The Industrial Revolution brought about sweeping changes in the way humans work.
Cars went from being built piece-by-piece over many days, to being built on an assembly line in a matter of hours. Textiles went from being hand-sewn and knitted together to being made in a matter of minutes. And the worker who built the car and sewed the shirt, went from being a highly respected tradesman to a cog in a wheel.
The same thing is happening now.
AI is starting a new industrial revolution, and has already been shown to be capable of finding medical cures that doctors can’t, solving almost any problem relating to math or science, and it is getting significantly better at writing essays that are not only coherent and grammatically correct, but alarmingly interesting.
AI can make legal arguments and write resumes. It can do bookkeeping, financial analysis, customer service, and data analysis. It can do all of these things and more at the level of — or even better than — humans.
That raises the question, can AI take jobs away from humans?
The answer, unequivocally, is yes.
The public is already very concerned about AI and its potential to take jobs away from hard working Americans. In a Pew Research study published on April 3, 43% of Americans think AI will likely harm U.S. adults, while just 24% of Americans think AI will be beneficial to the public.
It is clear that there are concerns about AI, but are they grounded in reality?
The answer to that is also unequivocally yes.
The most important — and possibly the most groundbreaking — way artificial intelligence has changed the world is in the medical field.
In December of 2020, the program AlphaFold — developed by Google’s DeepMind — made vast advancements in the research of protein synthesis. The AlphaFold technology has been able to provide access to over 200 million protein structures. Because of this, it has the power to almost completely change the way doctors and scientists research not only proteins, but many other fields in medicine.
As AI gets better and better at making breakthroughs in the medical field, it is only a matter of time before other areas of research get affected.
This raises the question, what should we do about it?
I think it is perfectly reasonable to use artificial intelligence to help us find breakthroughs in the medical field, but it should be stopped there, and all other uses should be banned.
As much as AI has been shown to help us, it has also been shown to harm us in many ways.
The first is in the dumbing down of the humans who rely on AI.

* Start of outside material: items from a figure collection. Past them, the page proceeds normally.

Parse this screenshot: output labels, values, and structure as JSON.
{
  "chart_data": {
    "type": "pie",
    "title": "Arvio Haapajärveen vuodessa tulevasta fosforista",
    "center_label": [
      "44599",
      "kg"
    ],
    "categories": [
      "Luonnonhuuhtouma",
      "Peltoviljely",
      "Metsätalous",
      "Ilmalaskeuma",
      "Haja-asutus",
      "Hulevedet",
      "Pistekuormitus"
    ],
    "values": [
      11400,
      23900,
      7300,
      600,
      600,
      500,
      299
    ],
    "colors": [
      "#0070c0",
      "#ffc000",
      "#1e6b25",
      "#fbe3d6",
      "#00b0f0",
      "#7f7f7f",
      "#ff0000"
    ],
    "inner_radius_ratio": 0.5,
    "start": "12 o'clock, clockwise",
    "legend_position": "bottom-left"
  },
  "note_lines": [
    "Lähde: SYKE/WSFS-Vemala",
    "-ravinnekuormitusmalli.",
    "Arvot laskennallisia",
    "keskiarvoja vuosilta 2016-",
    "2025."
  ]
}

Artificial intelligence is at a PhD level of knowledge in various fields of study. When a tool like that is at our disposal for free, it would seem that there is no reason not to use it. However, when we rely on artificial intelligence for all our tasks, humans inevitably become worse at those tasks. If AI is used as a crutch, humans do not become smarter; they become dumber.
The second way is the potential harm it poses to human labor.
Humans have always played a pivotal role not only in jobs like teaching and law, but accounting and medicine as well. They are the ones who are most at risk of their jobs being taken away. With these jobs and many more being transitioned from human to AI, the soul of any job is immediately taken away.
The third — and possibly most disturbing way — is the continued rate at which AI is developing.
AI is developing fast, and if people continue to feed this never-ending chatbot with new information and details, it will not only become smarter than us, but it will be able to dominate us.
In addition to the world of AI, there have been lots of advancements in the world of robotics.
Humanoid robots and artificial intelligence create beings that look, sound, and act like humans, but are not humans. That then raises the question, what does it mean to be human, if robots can do the exact same thing humans can?
The answer to that is long and heavily debated, but I think the thing that separates us from robots is our ability to feel. It is our ability to laugh, to cry, to get angry, and to pray. The thing that separates us from robots is a soul.
No matter how much we try, AI will never replace humans, but it can be a decent tool to use in very specific situations, one of which is to find protein structures.
After that, artificial intelligence becomes a crutch, not a tool.
It will take away any spirit and thought in art. It will take away jobs at an alarming rate. It will change the way humans run errands and interact with each other, as chatbots and robots will replace the need to go to the store and ask questions. And last of all, it will bring about a change in our world that I believe will not be for the better, but for the worse.
No matter how much we try, AI will never truly replace humans, and therefore, it’s my belief that we should reject it.